Double whammy

The Philippines was hit by a double whammy a few days ago.

One was the report by the World Bank saying that the Philippines is at increasing risk of massive storms due to climate change and global warming, as South Asia and Southeast Asia are projected to “heat up” in the next few years. The report projected that typhoons will increase in intensity to Category 4 and 5, with the cities of Bangkok, Ho Chi Minh, Jakarta, Manila and Yangon among those likely to be most affected, the devastation particularly severe in the coastal areas.

“If the world warms by two degrees Celsius, it will cause widespread food shortages, unprecedented heat-waves, and more intense cyclones. In the near-term, climate change, which is already unfolding, could greatly harm the lives and the hopes of individuals and families who have had little hand in raising the Earth’s temperature,” warned the report.
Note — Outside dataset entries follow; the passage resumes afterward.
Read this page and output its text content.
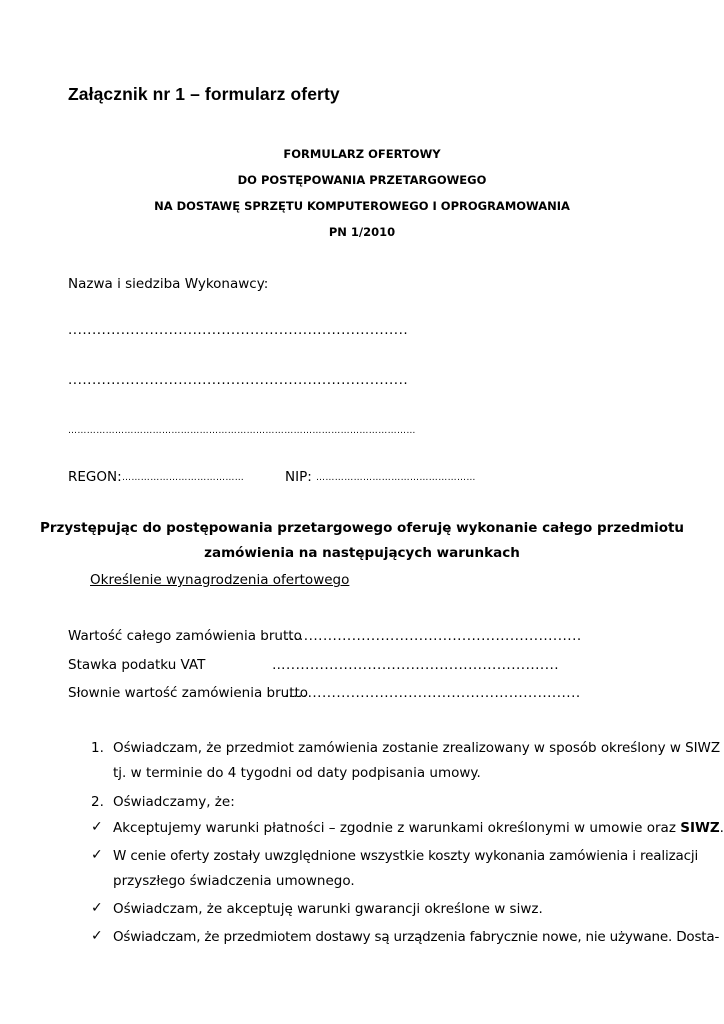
Załącznik nr 1 – formularz oferty
FORMULARZ OFERTOWY
DO POSTĘPOWANIA PRZETARGOWEGO
NA DOSTAWĘ SPRZĘTU KOMPUTEROWEGO I OPROGRAMOWANIA
PN 1/2010
Nazwa i siedziba Wykonawcy:
.......................................................................
.......................................................................
…………………………………………………………………………………………………
REGON: …………………………………	NIP: ……………………………………………
Przystępując do postępowania przetargowego oferuję wykonanie całego przedmiotu
zamówienia na następujących warunkach
Określenie wynagrodzenia ofertowego
Wartość całego zamówienia brutto
…...........................................................
Stawka podatku VAT	….........................................................
Słownie wartość zamówienia brutto
…...........................................................
1. Oświadczam, że przedmiot zamówienia zostanie zrealizowany w sposób określony w SIWZ
tj. w terminie do 4 tygodni od daty podpisania umowy.
2. Oświadczamy, że:
✓ Akceptujemy warunki płatności – zgodnie z warunkami określonymi w umowie oraz SIWZ.
✓ W cenie oferty zostały uwzględnione wszystkie koszty wykonania zamówienia i realizacji
przyszłego świadczenia umownego.
✓ Oświadczam, że akceptuję warunki gwarancji określone w siwz.
✓ Oświadczam, że przedmiotem dostawy są urządzenia fabrycznie nowe, nie używane. Dosta-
The second piece of bad news didn’t have the same apocalyptic ring, but it was troubling nonetheless in light of the WB report. Nathaniel Servando, the administrator of the weather bureau Pagasa, confirmed in a text message to officer-in-charge Vicente Malano that he has resigned his post after serving the agency for 23 years. Servando, 48, had been on leave from his job for health reasons, but last Thursday he formalized his absence by availing himself of optional retirement. He is said to have accepted a teaching post in Qatar with a salary vastly higher than the gross monthly pay of P68,428 plus P2,000 cost-of-living allowance that he received at Pagasa.

And so it goes on—the continuing flight of the Philippines’ best scientific minds for better opportunities abroad, even as it faces overwhelming developmental problems that require their expertise—from deforestation and the loss of natural resources to flooding, urban sprawl, the lack of public health and the meager state of technological and social safeguards against natural disasters.

Can one fault Servando for leaving? His children are said to be in college; his wife is a teacher by profession but runs a sari-sari store in their house. Unconfirmed reports said Servando was lured to work in the Middle East with a promised salary of P600,000. “If you get an offer for that kind of pay, perhaps you would bite, too,” said Malano. “Even our doctors are taking nursing courses to go abroad. They sacrifice being doctors to become nurses.”

According to the Philippine Weathermen Employees Association (PWEA), more than 20 forecasters and employees in other divisions of Pagasa have left for better-paying jobs overseas in the last 10 years. President Aquino finesses that number by saying that only five have left the agency since year 2000, and only three under his watch. In any case, he said, there is no cause for worry because Pagasa has just hired 37 new meteorologists and more are expected.

The President misses the point. The likes of Servando, with his 23-year experience in the field (he was a weather specialist for 10 years, then chief of the weather forecasting division and later deputy administrator for research and development of Pagasa), are a valuable resource that new graduates and trainees would be hard put to match. Also, mere personnel replenishment will not solve the woes that have long plagued Pagasa, whether the inadequate equipment it has had to make do with, or the perennial bureaucratic difficulties it has had to endure to receive proper attention and funding from the government.

Last August, at the height of Typhoon “Helen,” Pagasa employees startled the public when they conducted a lightning rally to press for the release of unpaid benefits, which, it turned out, had been suspended since March. The move jolted Malacañang and Congress to work to increase the salaries of Pagasa employees, and to embed their benefits in the annual budget instead of being sourced from the savings of the agency and the Department of Science and Technology.

That’s not the end of it. This year, the employees’ benefits were delayed again, revealed PWEA head Mon Agustin. “Our hazard and longevity benefits haven’t been given since January this year.”

It’s the same old story, with the beleaguered workers, many of them highly trained, some even with master’s degrees, still scrounging around for the respect they deserve for work that directly impacts the lives of all Filipinos. The departure of Servando et al. isn’t Pagasa’s loss alone, but also the nation’s.